Social Mobility - The ability to move between social classes.
Intragenerational Mobility - Movement within one's lifetime.
Structural Mobility - Entire groups shifting social positions.
Poverty in the U.S. - Defined by income thresholds; minimum wage often does not provide a livable income.
Functionalist View on Stratification - Encourages hard work and justifies existing inequality.
Conflict Theory on Stratification - Wealth is socially created; the system benefits those who control resources.
Symbolic Interactionism on Stratification - Economic barriers are also cultural; people engage in conspicuous consumption to signal status.
Global Stratification - The uneven distribution of wealth worldwide, influenced by technology and history.
Measuring Global Stratification - Measured through GDP per capita, Human Development Index (HDI), and income inequality metrics.
Technology
Digital Divide - Unequal access to technology based on class, race, and geography, reinforcing inequality.
Knowledge Gap - A consequence of the digital divide where some have greater access to information.
Social Media Perceptions - Younger people and liberals tend to view social media more positively; conservatives cite misinformation and bias concerns.
Social Media vs. Traditional Journalism - Lacks verification standards; traditional journalism follows fact-checking protocols.
Newshole - The space left for news after advertisements are placed, influencing media content.
Functionalist View on Media - Media provides entertainment and socialization.
Conflict Theory on Media - Focuses on media control by elites and digital surveillance.
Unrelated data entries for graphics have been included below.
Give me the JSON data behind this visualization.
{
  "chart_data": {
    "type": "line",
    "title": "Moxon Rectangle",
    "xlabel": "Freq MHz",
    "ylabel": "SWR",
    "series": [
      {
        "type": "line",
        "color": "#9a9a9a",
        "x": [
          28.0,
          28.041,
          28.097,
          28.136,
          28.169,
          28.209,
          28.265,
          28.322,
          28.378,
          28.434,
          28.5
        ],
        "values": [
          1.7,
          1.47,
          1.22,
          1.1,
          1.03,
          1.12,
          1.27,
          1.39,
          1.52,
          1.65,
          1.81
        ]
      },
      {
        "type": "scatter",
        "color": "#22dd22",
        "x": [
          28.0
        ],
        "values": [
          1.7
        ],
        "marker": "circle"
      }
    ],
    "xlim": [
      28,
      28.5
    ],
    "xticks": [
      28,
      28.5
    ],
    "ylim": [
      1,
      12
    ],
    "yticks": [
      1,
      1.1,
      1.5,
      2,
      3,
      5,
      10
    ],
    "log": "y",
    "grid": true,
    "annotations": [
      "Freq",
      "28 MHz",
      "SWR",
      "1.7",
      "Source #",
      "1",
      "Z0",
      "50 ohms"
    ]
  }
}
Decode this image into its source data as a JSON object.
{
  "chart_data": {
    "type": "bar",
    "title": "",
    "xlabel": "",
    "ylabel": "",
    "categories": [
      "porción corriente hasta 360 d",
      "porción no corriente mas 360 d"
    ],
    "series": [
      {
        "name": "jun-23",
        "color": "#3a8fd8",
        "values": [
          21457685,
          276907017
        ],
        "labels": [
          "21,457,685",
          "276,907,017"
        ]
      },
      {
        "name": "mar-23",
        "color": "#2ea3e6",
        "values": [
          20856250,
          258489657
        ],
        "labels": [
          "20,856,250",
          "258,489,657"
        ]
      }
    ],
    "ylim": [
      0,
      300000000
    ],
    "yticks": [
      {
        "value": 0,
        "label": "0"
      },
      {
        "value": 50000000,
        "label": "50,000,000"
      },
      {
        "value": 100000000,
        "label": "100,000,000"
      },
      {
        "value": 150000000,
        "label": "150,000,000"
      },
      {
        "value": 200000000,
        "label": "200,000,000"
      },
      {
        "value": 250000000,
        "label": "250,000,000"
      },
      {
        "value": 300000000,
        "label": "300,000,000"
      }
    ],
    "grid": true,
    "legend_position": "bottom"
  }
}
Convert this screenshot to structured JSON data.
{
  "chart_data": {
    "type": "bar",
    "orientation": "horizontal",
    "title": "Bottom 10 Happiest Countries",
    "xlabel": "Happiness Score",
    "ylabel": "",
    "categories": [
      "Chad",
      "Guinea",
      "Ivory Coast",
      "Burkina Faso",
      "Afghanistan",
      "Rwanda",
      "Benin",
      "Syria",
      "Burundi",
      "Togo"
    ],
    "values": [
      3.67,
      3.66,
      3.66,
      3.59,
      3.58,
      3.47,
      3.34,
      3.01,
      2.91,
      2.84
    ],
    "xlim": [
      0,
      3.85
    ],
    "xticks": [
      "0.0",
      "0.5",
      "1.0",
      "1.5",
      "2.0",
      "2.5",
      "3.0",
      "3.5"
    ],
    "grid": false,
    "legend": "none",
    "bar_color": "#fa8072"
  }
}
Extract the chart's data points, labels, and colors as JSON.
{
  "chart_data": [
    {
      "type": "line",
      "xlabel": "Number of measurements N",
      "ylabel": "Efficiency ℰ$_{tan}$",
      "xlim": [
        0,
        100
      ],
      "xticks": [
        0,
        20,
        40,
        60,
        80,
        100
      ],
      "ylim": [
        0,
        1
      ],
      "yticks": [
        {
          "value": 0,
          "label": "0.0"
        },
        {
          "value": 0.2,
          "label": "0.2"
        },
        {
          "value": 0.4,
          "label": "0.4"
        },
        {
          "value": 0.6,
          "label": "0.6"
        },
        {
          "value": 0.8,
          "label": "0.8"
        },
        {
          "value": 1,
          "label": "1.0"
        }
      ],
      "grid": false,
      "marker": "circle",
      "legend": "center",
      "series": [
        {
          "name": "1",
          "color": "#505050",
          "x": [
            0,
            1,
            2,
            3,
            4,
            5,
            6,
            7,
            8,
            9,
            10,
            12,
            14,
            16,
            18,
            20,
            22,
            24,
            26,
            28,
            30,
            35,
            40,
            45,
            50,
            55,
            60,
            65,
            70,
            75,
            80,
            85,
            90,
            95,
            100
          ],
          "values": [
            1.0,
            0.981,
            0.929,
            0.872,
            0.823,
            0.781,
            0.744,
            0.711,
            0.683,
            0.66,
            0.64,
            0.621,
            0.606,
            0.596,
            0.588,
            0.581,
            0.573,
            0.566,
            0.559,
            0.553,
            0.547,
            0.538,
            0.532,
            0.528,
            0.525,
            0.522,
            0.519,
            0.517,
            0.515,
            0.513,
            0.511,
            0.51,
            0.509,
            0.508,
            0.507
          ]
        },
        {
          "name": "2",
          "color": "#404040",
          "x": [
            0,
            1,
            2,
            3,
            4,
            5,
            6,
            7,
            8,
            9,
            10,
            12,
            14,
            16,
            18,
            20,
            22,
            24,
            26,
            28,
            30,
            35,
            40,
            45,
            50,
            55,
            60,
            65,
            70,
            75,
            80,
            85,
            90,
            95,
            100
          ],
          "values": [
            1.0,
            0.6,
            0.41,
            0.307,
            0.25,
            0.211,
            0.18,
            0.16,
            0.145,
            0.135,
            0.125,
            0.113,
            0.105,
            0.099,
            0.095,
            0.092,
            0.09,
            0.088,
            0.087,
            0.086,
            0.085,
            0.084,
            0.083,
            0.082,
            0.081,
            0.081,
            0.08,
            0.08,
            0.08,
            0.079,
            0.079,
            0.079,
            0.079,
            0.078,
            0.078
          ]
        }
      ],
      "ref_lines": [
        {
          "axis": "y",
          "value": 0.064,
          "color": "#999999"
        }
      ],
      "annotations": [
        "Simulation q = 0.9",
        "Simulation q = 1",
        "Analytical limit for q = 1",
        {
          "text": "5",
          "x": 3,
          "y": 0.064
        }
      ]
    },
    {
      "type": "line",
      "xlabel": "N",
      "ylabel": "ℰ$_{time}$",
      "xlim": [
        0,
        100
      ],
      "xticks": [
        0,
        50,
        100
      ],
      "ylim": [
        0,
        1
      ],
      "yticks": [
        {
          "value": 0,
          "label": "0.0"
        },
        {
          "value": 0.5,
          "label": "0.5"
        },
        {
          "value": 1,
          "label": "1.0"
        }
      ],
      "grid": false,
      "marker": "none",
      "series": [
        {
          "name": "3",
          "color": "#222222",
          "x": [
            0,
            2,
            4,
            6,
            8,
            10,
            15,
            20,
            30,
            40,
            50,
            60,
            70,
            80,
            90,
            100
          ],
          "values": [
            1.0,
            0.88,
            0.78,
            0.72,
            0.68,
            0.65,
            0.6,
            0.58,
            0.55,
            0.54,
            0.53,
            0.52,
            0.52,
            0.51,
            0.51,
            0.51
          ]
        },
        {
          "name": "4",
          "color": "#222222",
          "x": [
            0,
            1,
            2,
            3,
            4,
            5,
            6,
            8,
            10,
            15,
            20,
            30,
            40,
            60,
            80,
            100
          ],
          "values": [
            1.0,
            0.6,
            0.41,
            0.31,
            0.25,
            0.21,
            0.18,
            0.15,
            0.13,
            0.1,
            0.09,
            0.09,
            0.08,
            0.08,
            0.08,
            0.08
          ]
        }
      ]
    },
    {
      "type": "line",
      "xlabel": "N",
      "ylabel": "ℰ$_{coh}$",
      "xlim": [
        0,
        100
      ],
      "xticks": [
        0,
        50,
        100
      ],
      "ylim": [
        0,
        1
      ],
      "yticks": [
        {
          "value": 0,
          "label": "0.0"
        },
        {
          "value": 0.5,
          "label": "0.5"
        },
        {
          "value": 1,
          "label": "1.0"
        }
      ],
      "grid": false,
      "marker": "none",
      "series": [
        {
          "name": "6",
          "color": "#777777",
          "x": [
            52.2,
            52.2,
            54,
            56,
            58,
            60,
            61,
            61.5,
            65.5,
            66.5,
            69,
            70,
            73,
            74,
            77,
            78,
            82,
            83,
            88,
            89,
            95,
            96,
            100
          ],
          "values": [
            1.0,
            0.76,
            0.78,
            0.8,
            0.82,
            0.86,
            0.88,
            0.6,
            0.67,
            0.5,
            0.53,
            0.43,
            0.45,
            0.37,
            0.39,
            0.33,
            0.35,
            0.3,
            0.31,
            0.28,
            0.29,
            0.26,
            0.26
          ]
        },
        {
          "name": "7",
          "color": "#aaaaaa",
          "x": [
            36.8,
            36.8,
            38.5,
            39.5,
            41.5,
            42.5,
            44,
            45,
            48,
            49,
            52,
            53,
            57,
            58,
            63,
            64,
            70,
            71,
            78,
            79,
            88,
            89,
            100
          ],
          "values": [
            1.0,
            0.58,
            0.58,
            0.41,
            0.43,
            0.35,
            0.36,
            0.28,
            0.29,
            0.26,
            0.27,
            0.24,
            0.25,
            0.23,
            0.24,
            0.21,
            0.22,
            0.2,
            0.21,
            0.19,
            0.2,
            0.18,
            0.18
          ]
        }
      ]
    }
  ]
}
Symbolic Interactionism on Media - Media consumption shapes identity, humor, and communication styles.
Deviance and Crime
Deviance - A violation of established contextual, cultural, or social norms. Deviance is not always immoral and can highlight issues. It is socially constructed and changes over time.
Crime - Behavior that violates an official law. Distinctions exist between violent and non-violent crimes, street crimes, and corporate crimes.
Labeling Theory - Deviance is determined by societal reactions rather than the act itself. Includes primary deviance (minor norm violations) and secondary deviance (affecting self-concept and behavior).
Sanctions
Sanctions - Societal enforcement of rules through positive (rewards) or negative (punishments) responses.
Formal Sanctions - Punishments or rewards given by official authorities.
Informal Sanctions - Social reactions like shaming or awkwardness for norm violations.
Sociological Perspectives on Deviance
Functionalism - Deviance challenges norms, reinforces rules, and can result from blocked opportunities (strain theory).
Conflict Theory - Links deviance to inequalities in power and economic conditions.
Symbolic Interactionism - Examines how behavior is constructed as deviant.
Crime Data
Uniform Crime Report (UCR) - Law enforcement-reported data.
National Crime Victimization Survey (NCVS) - Surveys victims directly to address underreporting.
Crime Rate vs. Public Perceptions - Crime rates have declined, but public fear of crime remains high due to media influence.
Power and Authority
Power - The ability to influence others, categorized into coercive, legitimate, and expert power.
Authority - The recognized right to exercise power, including traditional, charismatic, and legal-rational authority.
Forms of Government - Includes democracy, monarchy, authoritarianism, and totalitarianism.
Voting Patterns in the U.S. - Influenced by age, race, education, and political engagement.
Social Movements
Value-Added Theory - Explains social movements as requiring structural conduciveness, strain, generalized beliefs, and mobilization.
Protest Cycle - Waves of activism, including movements like Black Lives Matter and climate protests.
Reform Movement - Seeks to change specific aspects of society without overthrowing it.
Revolutionary Movement - Aims for complete societal transformation and often involves overthrowing existing institutions.
Religious Movement - Centered on spiritual or moral change, often based on faith-based ideologies.
Alternative Movement - Focuses on individual or lifestyle changes rather than widespread societal shifts.
Resistance Movement - Opposes changes or policies, working to maintain the status quo or revert to previous conditions.